Floating point addition is not commutative. Never has been, never will be. IOW, (a+b)+c is *not* the same as a+(b+c).

In short its a problem with the rounding of intermediate results. Consider a three digit decimal FP system, and you add 100, -100 and .01. If you compute (100 + -100)+.01, you'll get .01. If you compute (100+.01) + -100, you get 0, since the (100+.01) rounds back to 100. It's actually fairly easy to get into a situation (like the one I just illustrated) where the result is *entirely* noise. People doing long sums (matrix multiplication, for example), often take considerable pains to try and minimize the accumulated error, including carefully controlling the order in which things are added.

In general, there are few cases where two FP numbers can be meaningfully compared for equality. Usually the correct approach is to do something like "fabs(a-b) < epsilon", although picking epsilon can be a bit tricky.
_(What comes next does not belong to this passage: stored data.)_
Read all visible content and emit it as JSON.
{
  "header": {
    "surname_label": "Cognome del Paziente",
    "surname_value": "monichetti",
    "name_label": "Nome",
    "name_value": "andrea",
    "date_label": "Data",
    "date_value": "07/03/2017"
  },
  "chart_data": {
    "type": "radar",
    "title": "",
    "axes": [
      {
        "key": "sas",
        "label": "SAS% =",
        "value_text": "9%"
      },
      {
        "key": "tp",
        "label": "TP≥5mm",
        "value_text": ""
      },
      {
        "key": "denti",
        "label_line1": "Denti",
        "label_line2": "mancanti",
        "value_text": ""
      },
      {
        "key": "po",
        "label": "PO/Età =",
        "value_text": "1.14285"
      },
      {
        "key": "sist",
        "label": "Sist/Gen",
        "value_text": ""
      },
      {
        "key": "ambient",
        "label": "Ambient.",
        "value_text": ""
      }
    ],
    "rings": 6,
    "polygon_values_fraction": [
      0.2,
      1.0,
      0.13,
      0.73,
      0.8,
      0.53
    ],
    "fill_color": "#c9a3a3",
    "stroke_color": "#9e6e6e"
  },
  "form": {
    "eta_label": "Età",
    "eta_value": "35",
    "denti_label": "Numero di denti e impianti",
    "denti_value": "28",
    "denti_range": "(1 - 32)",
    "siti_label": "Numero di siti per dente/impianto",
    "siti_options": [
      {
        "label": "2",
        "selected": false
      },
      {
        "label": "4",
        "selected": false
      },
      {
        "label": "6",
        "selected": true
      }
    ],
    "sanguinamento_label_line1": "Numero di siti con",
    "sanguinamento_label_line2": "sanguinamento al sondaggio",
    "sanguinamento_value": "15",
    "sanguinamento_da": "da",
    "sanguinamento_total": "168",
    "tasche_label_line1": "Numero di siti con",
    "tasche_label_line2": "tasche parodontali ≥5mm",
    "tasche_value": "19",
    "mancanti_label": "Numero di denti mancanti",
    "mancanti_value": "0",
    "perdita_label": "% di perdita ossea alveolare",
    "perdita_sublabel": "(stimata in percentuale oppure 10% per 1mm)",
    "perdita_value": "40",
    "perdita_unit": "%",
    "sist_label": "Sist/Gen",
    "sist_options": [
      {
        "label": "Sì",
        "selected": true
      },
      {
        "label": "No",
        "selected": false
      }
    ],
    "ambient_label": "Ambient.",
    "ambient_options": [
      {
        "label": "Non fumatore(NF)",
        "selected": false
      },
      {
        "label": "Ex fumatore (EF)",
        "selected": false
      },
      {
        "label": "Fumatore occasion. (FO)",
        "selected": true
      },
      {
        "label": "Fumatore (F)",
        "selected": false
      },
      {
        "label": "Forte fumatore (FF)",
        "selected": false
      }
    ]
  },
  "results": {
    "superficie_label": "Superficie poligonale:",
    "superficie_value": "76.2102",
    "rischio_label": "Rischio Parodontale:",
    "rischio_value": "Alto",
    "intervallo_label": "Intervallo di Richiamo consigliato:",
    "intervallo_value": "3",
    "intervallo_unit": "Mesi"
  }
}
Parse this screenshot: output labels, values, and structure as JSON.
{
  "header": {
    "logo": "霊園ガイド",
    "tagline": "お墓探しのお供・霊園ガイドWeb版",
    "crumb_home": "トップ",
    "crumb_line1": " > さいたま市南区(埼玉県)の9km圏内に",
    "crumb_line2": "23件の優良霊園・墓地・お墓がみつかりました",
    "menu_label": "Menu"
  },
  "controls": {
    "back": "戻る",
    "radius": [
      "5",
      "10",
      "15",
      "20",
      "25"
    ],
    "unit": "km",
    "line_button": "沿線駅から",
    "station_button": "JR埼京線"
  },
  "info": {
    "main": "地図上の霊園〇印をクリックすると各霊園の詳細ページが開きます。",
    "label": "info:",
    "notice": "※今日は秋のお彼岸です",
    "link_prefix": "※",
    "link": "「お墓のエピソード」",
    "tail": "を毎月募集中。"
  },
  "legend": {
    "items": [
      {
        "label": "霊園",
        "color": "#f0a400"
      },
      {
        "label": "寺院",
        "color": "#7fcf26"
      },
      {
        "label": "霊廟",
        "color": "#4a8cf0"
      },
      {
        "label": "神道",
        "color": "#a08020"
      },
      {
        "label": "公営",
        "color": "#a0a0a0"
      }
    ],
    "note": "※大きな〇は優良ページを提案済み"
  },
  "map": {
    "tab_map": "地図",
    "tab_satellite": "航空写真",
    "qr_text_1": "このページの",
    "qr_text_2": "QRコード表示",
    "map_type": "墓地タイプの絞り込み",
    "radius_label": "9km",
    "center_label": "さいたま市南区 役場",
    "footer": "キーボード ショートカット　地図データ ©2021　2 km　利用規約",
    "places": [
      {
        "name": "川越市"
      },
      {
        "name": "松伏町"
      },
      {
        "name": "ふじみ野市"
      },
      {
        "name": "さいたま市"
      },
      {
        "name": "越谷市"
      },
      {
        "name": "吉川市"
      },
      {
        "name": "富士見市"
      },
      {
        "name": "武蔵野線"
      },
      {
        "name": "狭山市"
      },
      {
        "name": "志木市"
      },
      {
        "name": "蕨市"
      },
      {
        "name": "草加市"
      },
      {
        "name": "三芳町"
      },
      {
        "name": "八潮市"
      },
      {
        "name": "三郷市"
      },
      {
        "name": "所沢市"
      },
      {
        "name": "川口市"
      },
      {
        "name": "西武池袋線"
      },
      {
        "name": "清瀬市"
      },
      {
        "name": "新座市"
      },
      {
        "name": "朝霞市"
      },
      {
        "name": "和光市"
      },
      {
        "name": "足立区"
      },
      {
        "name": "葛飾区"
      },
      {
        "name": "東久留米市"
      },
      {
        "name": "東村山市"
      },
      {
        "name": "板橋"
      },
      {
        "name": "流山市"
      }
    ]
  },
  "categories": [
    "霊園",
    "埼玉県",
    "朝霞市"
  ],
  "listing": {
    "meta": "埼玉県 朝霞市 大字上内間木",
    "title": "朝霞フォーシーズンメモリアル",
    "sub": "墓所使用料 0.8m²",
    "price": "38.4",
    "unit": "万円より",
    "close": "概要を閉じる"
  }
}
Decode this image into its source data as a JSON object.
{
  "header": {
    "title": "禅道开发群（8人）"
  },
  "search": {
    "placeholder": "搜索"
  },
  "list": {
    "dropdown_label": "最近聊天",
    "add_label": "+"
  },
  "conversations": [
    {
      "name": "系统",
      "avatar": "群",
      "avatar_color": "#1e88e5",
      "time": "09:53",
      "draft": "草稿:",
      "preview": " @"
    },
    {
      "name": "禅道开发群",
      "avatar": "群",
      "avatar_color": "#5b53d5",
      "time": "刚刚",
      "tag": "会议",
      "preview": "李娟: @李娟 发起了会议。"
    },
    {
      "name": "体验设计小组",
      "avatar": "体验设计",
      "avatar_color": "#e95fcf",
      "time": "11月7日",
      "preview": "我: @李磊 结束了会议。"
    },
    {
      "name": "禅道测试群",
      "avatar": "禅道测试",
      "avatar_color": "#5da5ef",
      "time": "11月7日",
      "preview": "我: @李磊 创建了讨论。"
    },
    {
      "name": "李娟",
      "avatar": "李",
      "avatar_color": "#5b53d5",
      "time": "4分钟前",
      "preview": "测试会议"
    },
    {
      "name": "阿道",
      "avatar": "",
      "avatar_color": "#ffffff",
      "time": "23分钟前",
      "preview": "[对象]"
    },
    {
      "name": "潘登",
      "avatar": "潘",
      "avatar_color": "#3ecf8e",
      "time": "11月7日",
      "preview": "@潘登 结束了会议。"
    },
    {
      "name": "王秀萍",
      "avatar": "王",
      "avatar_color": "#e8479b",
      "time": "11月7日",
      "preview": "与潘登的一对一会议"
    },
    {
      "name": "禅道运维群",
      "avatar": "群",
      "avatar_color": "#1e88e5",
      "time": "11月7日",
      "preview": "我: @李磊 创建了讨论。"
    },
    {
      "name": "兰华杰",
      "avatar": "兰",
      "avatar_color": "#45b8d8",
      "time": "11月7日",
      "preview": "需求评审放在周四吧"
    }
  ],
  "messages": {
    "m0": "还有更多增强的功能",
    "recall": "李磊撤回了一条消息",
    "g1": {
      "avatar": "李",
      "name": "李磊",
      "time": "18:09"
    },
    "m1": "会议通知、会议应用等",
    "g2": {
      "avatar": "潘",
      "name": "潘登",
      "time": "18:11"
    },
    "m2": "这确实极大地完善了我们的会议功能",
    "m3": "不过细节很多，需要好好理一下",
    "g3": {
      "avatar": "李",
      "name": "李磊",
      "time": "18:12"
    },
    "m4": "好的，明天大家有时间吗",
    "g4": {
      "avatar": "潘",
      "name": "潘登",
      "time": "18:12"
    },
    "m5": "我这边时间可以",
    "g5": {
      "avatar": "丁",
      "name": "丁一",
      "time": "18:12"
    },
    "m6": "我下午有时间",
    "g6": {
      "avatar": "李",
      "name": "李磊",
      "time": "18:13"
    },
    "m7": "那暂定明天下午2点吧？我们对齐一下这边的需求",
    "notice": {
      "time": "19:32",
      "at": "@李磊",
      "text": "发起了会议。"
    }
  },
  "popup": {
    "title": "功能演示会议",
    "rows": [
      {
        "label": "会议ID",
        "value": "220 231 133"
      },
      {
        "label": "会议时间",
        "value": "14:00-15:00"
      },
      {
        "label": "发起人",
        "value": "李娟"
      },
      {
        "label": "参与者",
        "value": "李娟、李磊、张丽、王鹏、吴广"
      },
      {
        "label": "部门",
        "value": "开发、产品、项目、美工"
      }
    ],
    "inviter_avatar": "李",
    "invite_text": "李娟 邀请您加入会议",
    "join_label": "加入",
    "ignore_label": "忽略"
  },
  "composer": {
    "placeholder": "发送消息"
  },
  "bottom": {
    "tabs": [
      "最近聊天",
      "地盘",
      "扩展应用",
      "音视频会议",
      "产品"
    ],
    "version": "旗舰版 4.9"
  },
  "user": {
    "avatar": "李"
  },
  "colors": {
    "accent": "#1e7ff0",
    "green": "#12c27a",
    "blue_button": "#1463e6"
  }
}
"What Every Computer Scientist Should Know About Floating-Point Arithmetic":

• posted

Can't believe I wrote commutative... Argh. FP addition does not follow the usual rules of associativity. OTOH, there have be machines where elementary FP operations have not been commutative (Cray-1 FP multiplication, for example, where a*b often didn't equally b*a).

• posted

In this case, though, I'm computing score = a + b + c. Strictly in that order. Twice, with other floating point calculations in between. And getting different answers.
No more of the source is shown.